Business conditions have tumbled to record low levels, but the increasing likelihood of a rate cut in coming months should provide some light at the end of the tunnel for struggling businesses.
Business conditions have tumbled to record low levels, but the increasing likelihood of a rate cut in coming months should provide some light at the end of the tunnel for struggling businesses.
The Australian Chamber of Commerce and Industry Index of Small Business Conditions tumbled to 43.4 points in the June 2008 quarter, its lowest level since the survey started in 1996 and well below its five year average of 54.8.
A decline in non-wage labour costs was the only good news reported by the 2100 small businesses surveyed, with sales and profit growth, wage costs and selling prices all getting worse over the three months to June.
And small businesses are also very gloomy about the economic outlook, with the index of expected economic performance also falling to a record low for the survey.
ACCI director of industry policy and economic Greg Evans says the survey shows small business profitability is under heavy pressure.
“The RBA should move to cut official interest rates next month and later this year to arrest this slide in small business activity,” he says.

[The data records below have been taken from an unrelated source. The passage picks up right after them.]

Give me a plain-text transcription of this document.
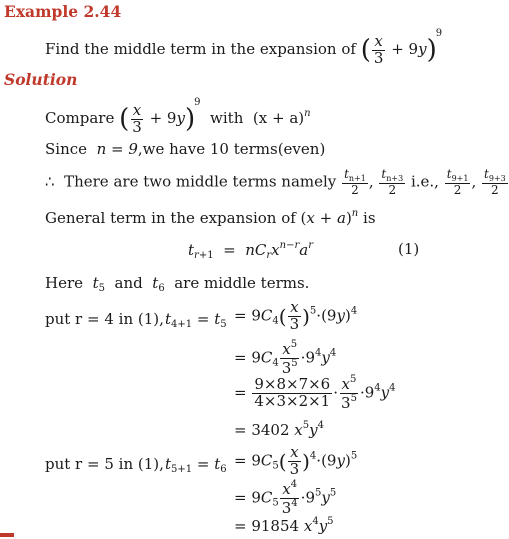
Example 2.44
Find the middle term in the expansion of ( $\frac{x}{3} + 9y)^9$
Solution
Compare ( $\frac{x}{3} + 9y)^9$  with $(x + a)^n$
Since n = 9,we have 10 terms(even)
∴ There are two middle terms namely $\frac{t_{n+1}}{2}$ , $\frac{t_{n+3}}{2} i.e$., $\frac{t_{9+1}}{2}$ , $\frac{t_{9+3}}{2}$
General term in the expansion of $(x + a)^n$ is
$t_{r+1} = nC_rx^{n-r}a^r$	(1)
Here $t_5$ and $t_6$ are middle terms.
put r = 4 in (1), $t_{4+1} = t_5$
= $9C_4( \frac{x}{3} )^5\cdot(9y)^4$
= $9C_4 \frac{x^5}{3^5} \cdot 9^4y^4$
= $\frac{9\times 8\times 7\times 6}{4\times 3\times 2\times 1} \cdot \frac{x^5}{3^5} \cdot 9^4y^4$
= 3402 $x^5y^4$
put r = 5 in (1), $t_{5+1} = t_6$
= $9C_5( \frac{x}{3} )^4\cdot(9y)^5$
= $9C_5 \frac{x^4}{3^4} \cdot 9^5y^5$
= 91854 $x^4y^5$
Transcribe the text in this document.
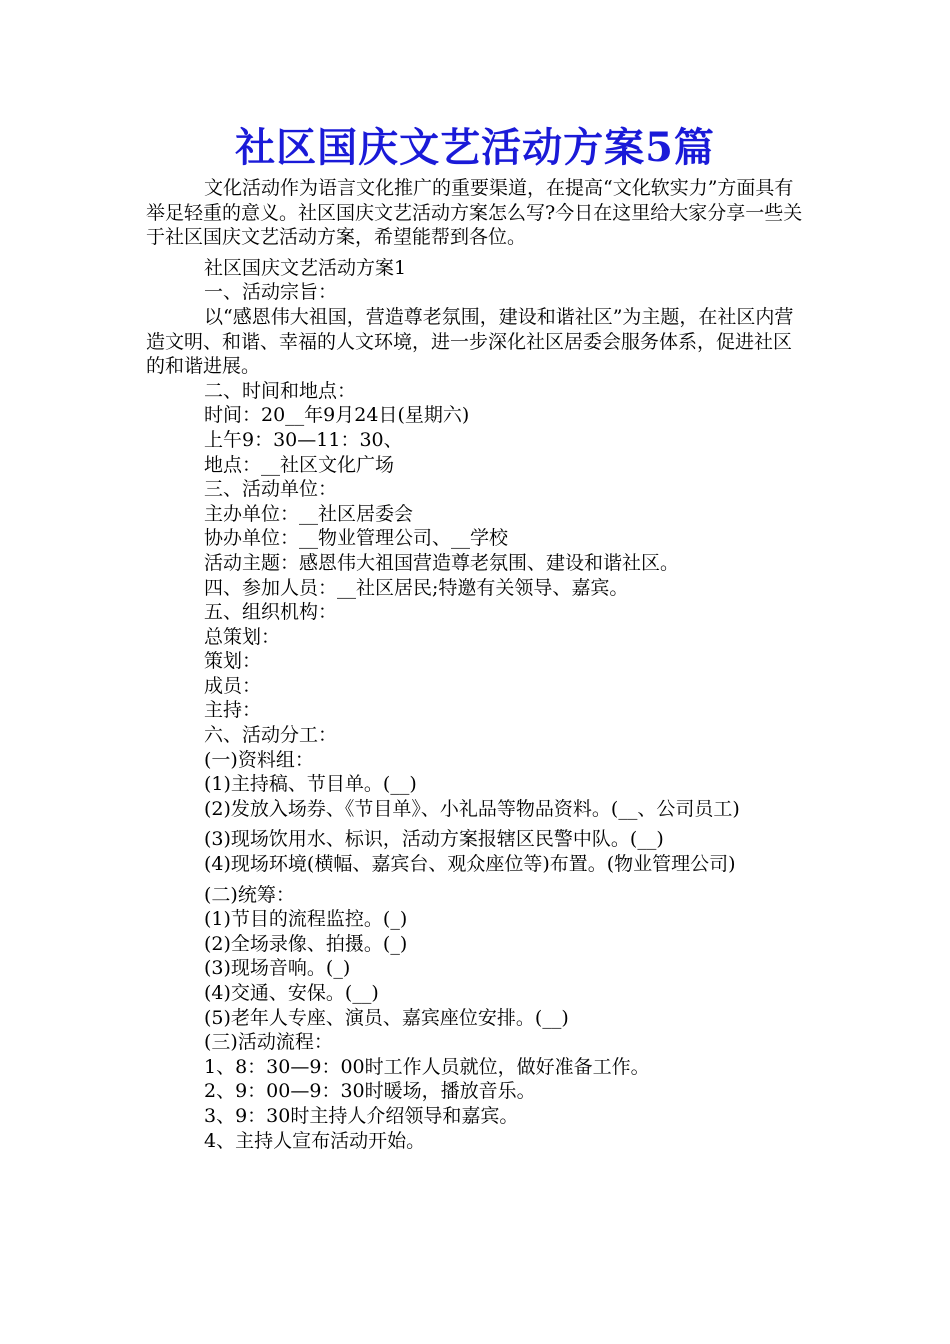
社区国庆文艺活动方案5篇

文化活动作为语言文化推广的重要渠道，在提高“文化软实力”方面具有举足轻重的意义。社区国庆文艺活动方案怎么写?今日在这里给大家分享一些关于社区国庆文艺活动方案，希望能帮到各位。

社区国庆文艺活动方案1

一、活动宗旨：

以“感恩伟大祖国，营造尊老氛围，建设和谐社区”为主题，在社区内营造文明、和谐、幸福的人文环境，进一步深化社区居委会服务体系，促进社区的和谐进展。

二、时间和地点：

时间：20__年9月24日(星期六)

上午9：30—11：30、

地点：__社区文化广场

三、活动单位：

主办单位：__社区居委会

协办单位：__物业管理公司、__学校

活动主题：感恩伟大祖国营造尊老氛围、建设和谐社区。

四、参加人员：__社区居民;特邀有关领导、嘉宾。

五、组织机构：

总策划：

策划：

成员：

主持：

六、活动分工：

(一)资料组：

(1)主持稿、节目单。(__)

(2)发放入场券、《节目单》、小礼品等物品资料。(__、公司员工)

(3)现场饮用水、标识，活动方案报辖区民警中队。(__)

(4)现场环境(横幅、嘉宾台、观众座位等)布置。(物业管理公司)

(二)统筹：

(1)节目的流程监控。(_)

(2)全场录像、拍摄。(_)

(3)现场音响。(_)

(4)交通、安保。(__)

(5)老年人专座、演员、嘉宾座位安排。(__)

(三)活动流程：

1、8：30—9：00时工作人员就位，做好准备工作。

2、9：00—9：30时暖场，播放音乐。

3、9：30时主持人介绍领导和嘉宾。

4、主持人宣布活动开始。
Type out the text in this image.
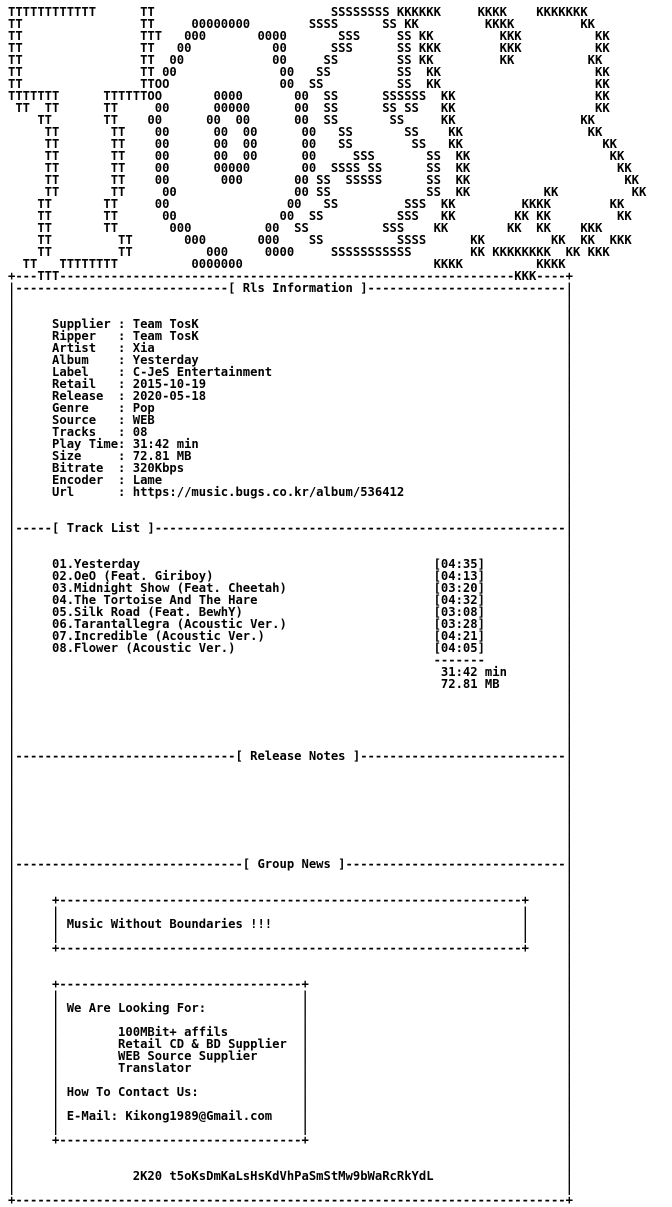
TTTTTTTTTTTT      TT                        SSSSSSSS KKKKKK     KKKK    KKKKKKK
TT                TT     00000000        SSSS      SS KK         KKKK         KK
TT                TTT   000       0000       SSS     SS KK         KKK          KK
TT                TT   00           00      SSS      SS KKK        KKK          KK
TT                TT  00            00     SS        SS KK         KK          KK
TT                TT 00              00   SS         SS  KK                     KK
TT                TTOO               00  SS          SS  KK                     KK
TTTTTTT      TTTTTTOO       0000       00  SS      SSSSSS  KK                   KK
TT  TT      TT     00      00000      00  SS      SS SS   KK                   KK
TT       TT    00      00  00      00  SS       SS     KK                 KK
TT       TT    00      00  00      00   SS       SS    KK                 KK
TT       TT    00      00  00      00   SS        SS   KK                   KK
TT       TT    00      00  00      00     SSS       SS  KK                   KK
TT       TT    00      00000       00  SSSS SS      SS  KK                    KK
TT       TT    00       000       00 SS  SSSSS      SS  KK                     KK
TT       TT     00                00 SS             SS  KK          KK          KK
TT       TT     00                00   SS         SSS  KK         KKKK        KK
TT       TT      00              00  SS          SSS   KK        KK KK         KK
TT       TT       000          00  SS          SSS    KK        KK  KK    KKK
TT         TT       000       000    SS          SSSS      KK         KK  KK  KKK
TT         TT          000     0000     SSSSSSSSSSS        KK KKKKKKKK  KK KKK
TT   TTTTTTTT          0000000                          KKKK          KKKK
+---TTT--------------------------------------------------------------KKK----+
|-----------------------------[ Rls Information ]---------------------------|
|                                                                           |
|                                                                           |
|     Supplier : Team TosK                                                  |
|     Ripper   : Team TosK                                                  |
|     Artist   : Xia                                                        |
|     Album    : Yesterday                                                  |
|     Label    : C-JeS Entertainment                                        |
|     Retail   : 2015-10-19                                                 |
|     Release  : 2020-05-18                                                 |
|     Genre    : Pop                                                        |
|     Source   : WEB                                                        |
|     Tracks   : 08                                                         |
|     Play Time: 31:42 min                                                  |
|     Size     : 72.81 MB                                                   |
|     Bitrate  : 320Kbps                                                    |
|     Encoder  : Lame                                                       |
|     Url      : https://music.bugs.co.kr/album/536412                      |
|                                                                           |
|                                                                           |
|-----[ Track List ]--------------------------------------------------------|
|                                                                           |
|                                                                           |
|     01.Yesterday                                        [04:35]           |
|     02.OeO (Feat. Giriboy)                              [04:13]           |
|     03.Midnight Show (Feat. Cheetah)                    [03:20]           |
|     04.The Tortoise And The Hare                        [04:32]           |
|     05.Silk Road (Feat. BewhY)                          [03:08]           |
|     06.Tarantallegra (Acoustic Ver.)                    [03:28]           |
|     07.Incredible (Acoustic Ver.)                       [04:21]           |
|     08.Flower (Acoustic Ver.)                           [04:05]           |
|                                                         -------           |
|                                                          31:42 min        |
|                                                          72.81 MB         |
|                                                                           |
|                                                                           |
|                                                                           |
|                                                                           |
|                                                                           |
|------------------------------[ Release Notes ]----------------------------|
|                                                                           |
|                                                                           |
|                                                                           |
|                                                                           |
|                                                                           |
|                                                                           |
|                                                                           |
|                                                                           |
|-------------------------------[ Group News ]------------------------------|
|                                                                           |
|                                                                           |
|     +---------------------------------------------------------------+     |
|     |                                                               |     |
|     | Music Without Boundaries !!!                                  |     |
|     |                                                               |     |
|     +---------------------------------------------------------------+     |
|                                                                           |
|                                                                           |
|     +---------------------------------+                                   |
|     |                                 |                                   |
|     | We Are Looking For:             |                                   |
|     |                                 |                                   |
|     |        100MBit+ affils          |                                   |
|     |        Retail CD & BD Supplier  |                                   |
|     |        WEB Source Supplier      |                                   |
|     |        Translator               |                                   |
|     |                                 |                                   |
|     | How To Contact Us:              |                                   |
|     |                                 |                                   |
|     | E-Mail: Kikong1989@Gmail.com    |                                   |
|     |                                 |                                   |
|     +---------------------------------+                                   |
|                                                                           |
|                                                                           |
|                2K20 t5oKsDmKaLsHsKdVhPaSmStMw9bWaRcRkYdL                  |
|                                                                           |
+---------------------------------------------------------------------------+
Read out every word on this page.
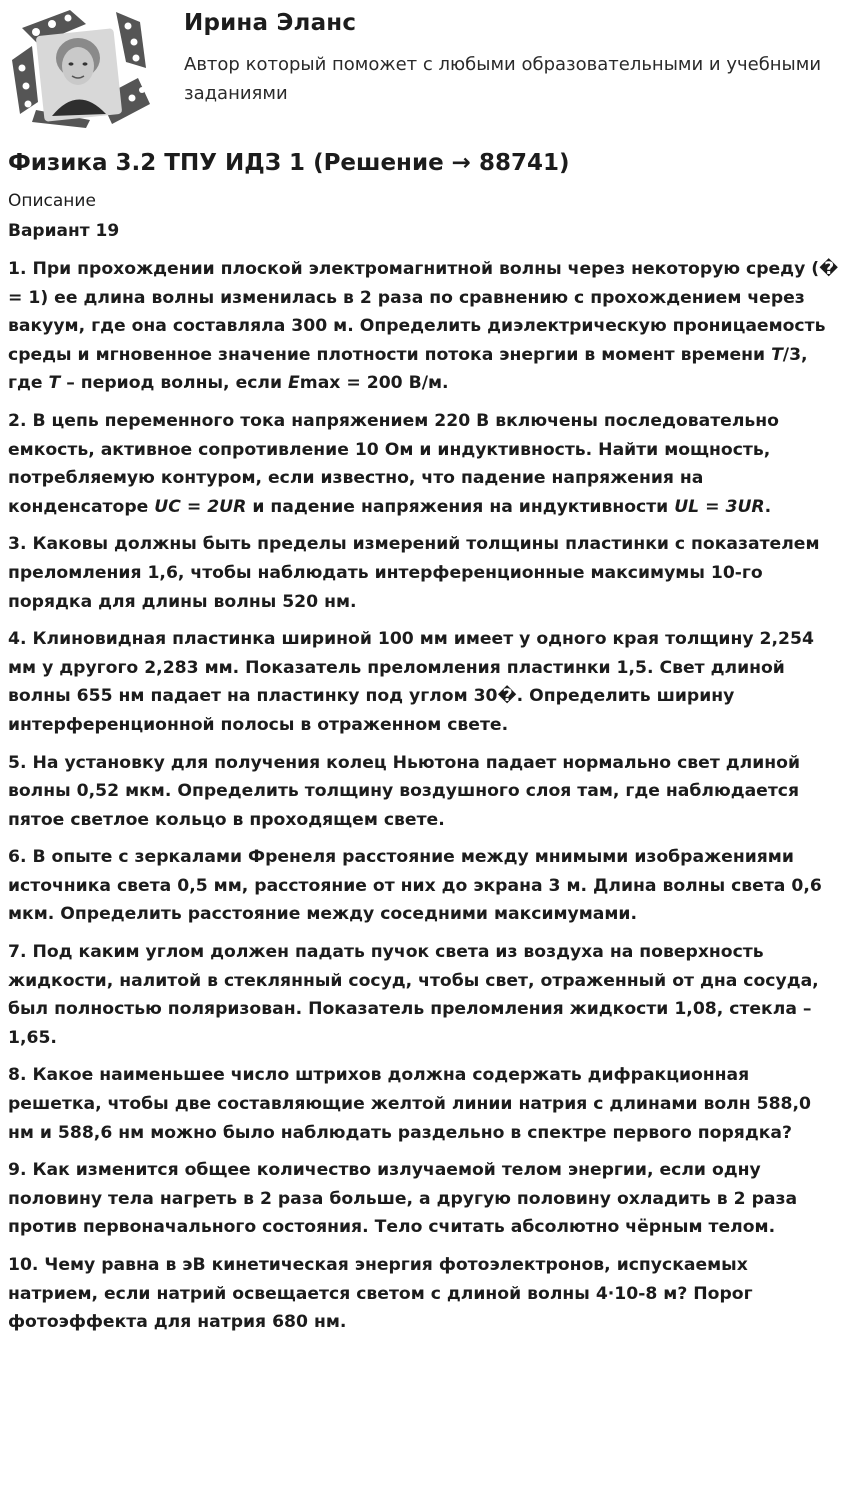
Ирина Эланс
Автор который поможет с любыми образовательными и учебными заданиями
Физика 3.2 ТПУ ИДЗ 1 (Решение → 88741)
Описание
Вариант 19

1. При прохождении плоской электромагнитной волны через некоторую среду (� = 1) ее длина волны изменилась в 2 раза по сравнению с прохождением через вакуум, где она составляла 300 м. Определить диэлектрическую проницаемость среды и мгновенное значение плотности потока энергии в момент времени T/3, где T – период волны, если Emax = 200 В/м.

2. В цепь переменного тока напряжением 220 В включены последовательно емкость, активное сопротивление 10 Ом и индуктивность. Найти мощность, потребляемую контуром, если известно, что падение напряжения на конденсаторе UC = 2UR и падение напряжения на индуктивности UL = 3UR.

3. Каковы должны быть пределы измерений толщины пластинки с показателем преломления 1,6, чтобы наблюдать интерференционные максимумы 10-го порядка для длины волны 520 нм.

4. Клиновидная пластинка шириной 100 мм имеет у одного края толщину 2,254 мм у другого 2,283 мм. Показатель преломления пластинки 1,5. Свет длиной волны 655 нм падает на пластинку под углом 30�. Определить ширину интерференционной полосы в отраженном свете.

5. На установку для получения колец Ньютона падает нормально свет длиной волны 0,52 мкм. Определить толщину воздушного слоя там, где наблюдается пятое светлое кольцо в проходящем свете.

6. В опыте с зеркалами Френеля расстояние между мнимыми изображениями источника света 0,5 мм, расстояние от них до экрана 3 м. Длина волны света 0,6 мкм. Определить расстояние между соседними максимумами.

7. Под каким углом должен падать пучок света из воздуха на поверхность жидкости, налитой в стеклянный сосуд, чтобы свет, отраженный от дна сосуда, был полностью поляризован. Показатель преломления жидкости 1,08, стекла – 1,65.

8. Какое наименьшее число штрихов должна содержать дифракционная решетка, чтобы две составляющие желтой линии натрия с длинами волн 588,0 нм и 588,6 нм можно было наблюдать раздельно в спектре первого порядка?

9. Как изменится общее количество излучаемой телом энергии, если одну половину тела нагреть в 2 раза больше, а другую половину охладить в 2 раза против первоначального состояния. Тело считать абсолютно чёрным телом.

10. Чему равна в эВ кинетическая энергия фотоэлектронов, испускаемых натрием, если натрий освещается светом с длиной волны 4·10-8 м? Порог фотоэффекта для натрия 680 нм.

Evans will probably find today’s minutes from the July meeting of the Reserve Bank of Australia happy reading. They make clear the RBA’s conversion to a pro-cutting stance, with declining confidence and tight credit conditions the main reasons for the shift.
“Less restrictive conditions could soon be called for, otherwise the risk of a deeper and more persistent slowing in the economy would increase. On these considerations, a case could be made for an early reduction in the cash rate,” the minutes state. “Given the slower trend in demand, scope to move towards a less restrictive setting of monetary policy was judged to be increasing.”
The prospect of a rate cut will also come as good news to the housing industry. According to the Housing Industry Association’s National Outlook publication for the June 2008 quarter, the gap between new housing starts and underlying demand for housing is likely to grow to 45,000 dwellings in 2008-09.
Sharply higher borrowing rates and building materials prices, together with hefty statutory costs to building, have generated a sharp decline in leading housing indicators over the last six to nine months,” HIA policy chief executive Chris Lamont says.
On the market’s today, selling in financial stocks have helped push the S&P/ASX200 down 1.7% on yesterday’s close to 4901.8 at 12.10pm.
Toy maker Funtastic as had a particularly rough day on the markets on news that takeover talks with private equity firm Archer Capital have fallen over. Just before midday Funtastic shares were down 23.2% on open to 0.38c.